I’ve waxed poetic about the multiple team-building and culture enhancement attributes of stand-up and improvisational comedy. But, I have to tell you, rock, ice and mountain climbing easily qualify as the outdoor cousin of stand-up.
This past weekend, I was joined by two Peppercommers for a three-day excursion in northern New Hampshire. On day one, Nicole Newby, Catharine Cody and this blogger ascended the nine-pitch, 1,200 ft. high White Horse Mountain (see pic).
The second day saw us attacking single, and multi-pitch, vertical climbs at Rumney (which is easily one of the top climbing destinations in the East).
We wrapped up the three-day weekend by summiting 6,288-foot Mount Washington, the highest peak in the northeast.
Climbing is unique from other sports in many ways:
- It’s not competitive.

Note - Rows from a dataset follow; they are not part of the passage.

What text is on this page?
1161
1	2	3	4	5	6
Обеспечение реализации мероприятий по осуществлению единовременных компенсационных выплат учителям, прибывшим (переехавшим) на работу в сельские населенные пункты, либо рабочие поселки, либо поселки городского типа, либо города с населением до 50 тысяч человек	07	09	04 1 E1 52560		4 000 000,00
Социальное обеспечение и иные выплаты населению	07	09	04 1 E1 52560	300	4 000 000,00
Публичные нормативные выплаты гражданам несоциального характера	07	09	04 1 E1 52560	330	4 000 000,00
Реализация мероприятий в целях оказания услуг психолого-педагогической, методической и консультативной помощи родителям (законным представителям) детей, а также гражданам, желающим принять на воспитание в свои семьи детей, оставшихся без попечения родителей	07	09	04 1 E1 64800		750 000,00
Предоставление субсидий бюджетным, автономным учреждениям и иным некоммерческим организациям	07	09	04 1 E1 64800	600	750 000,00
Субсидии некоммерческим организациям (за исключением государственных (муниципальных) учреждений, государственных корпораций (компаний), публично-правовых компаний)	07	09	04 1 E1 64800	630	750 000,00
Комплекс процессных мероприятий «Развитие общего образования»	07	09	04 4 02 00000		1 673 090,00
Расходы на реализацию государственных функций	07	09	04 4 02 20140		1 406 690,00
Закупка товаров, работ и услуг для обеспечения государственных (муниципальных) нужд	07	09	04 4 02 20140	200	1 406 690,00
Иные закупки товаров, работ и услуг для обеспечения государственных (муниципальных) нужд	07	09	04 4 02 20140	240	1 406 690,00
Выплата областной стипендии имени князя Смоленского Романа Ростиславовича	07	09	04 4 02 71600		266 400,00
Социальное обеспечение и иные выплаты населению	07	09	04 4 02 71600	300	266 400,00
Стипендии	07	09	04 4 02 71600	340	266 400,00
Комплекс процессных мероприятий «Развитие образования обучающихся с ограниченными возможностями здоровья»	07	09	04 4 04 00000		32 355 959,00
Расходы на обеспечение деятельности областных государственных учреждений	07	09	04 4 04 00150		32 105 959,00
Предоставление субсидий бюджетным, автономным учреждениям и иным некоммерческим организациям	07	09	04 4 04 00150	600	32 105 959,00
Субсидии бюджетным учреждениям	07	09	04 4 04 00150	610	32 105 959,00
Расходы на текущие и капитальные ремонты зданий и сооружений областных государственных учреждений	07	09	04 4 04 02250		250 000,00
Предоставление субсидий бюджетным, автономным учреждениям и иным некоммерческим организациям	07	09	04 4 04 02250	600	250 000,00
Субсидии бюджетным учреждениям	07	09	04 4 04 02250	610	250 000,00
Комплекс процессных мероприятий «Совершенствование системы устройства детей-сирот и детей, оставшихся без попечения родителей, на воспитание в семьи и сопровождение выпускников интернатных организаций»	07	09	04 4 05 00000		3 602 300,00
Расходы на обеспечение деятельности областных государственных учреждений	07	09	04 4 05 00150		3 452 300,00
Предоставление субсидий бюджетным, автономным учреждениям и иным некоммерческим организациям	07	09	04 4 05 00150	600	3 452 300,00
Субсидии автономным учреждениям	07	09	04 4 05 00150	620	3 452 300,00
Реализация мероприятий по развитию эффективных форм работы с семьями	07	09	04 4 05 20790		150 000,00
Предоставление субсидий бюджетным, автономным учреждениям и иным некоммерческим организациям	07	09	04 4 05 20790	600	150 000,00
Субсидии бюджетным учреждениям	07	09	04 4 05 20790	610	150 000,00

Climbers support and even root for one another’s success
- It’s a body and mind cleanse. In addition to pushing one’s body to the absolute max, climbing demands total concentration. Hence, it’s impossible to think about a client putting their account up for review, a newly-hired employee going rogue or any of the business world’s other nasty little surprises
- One inevitably learns new, and interesting, things about fellow employees since, like comedy, the team experiences the highest highs and lowest lows at the same time.
In short, fellow climbers become quasi family members. And we bring back a new sense of esprit de’corps to the workplace. Nicole and Catharine have climbed with me previously, as have Peppercommers Deivis Baez and Matt Purdue.
It may sound scary, climbing is anything but (especially when one is led by Art Mooney of www.mooneymountainguides.com).
While comedy has been the catalyst that’s enabled us to win awards, forge a unique culture and attract the very best employees and clients, I believe climbing could achieve the same end result. As we say on the slopes, “Climb on.”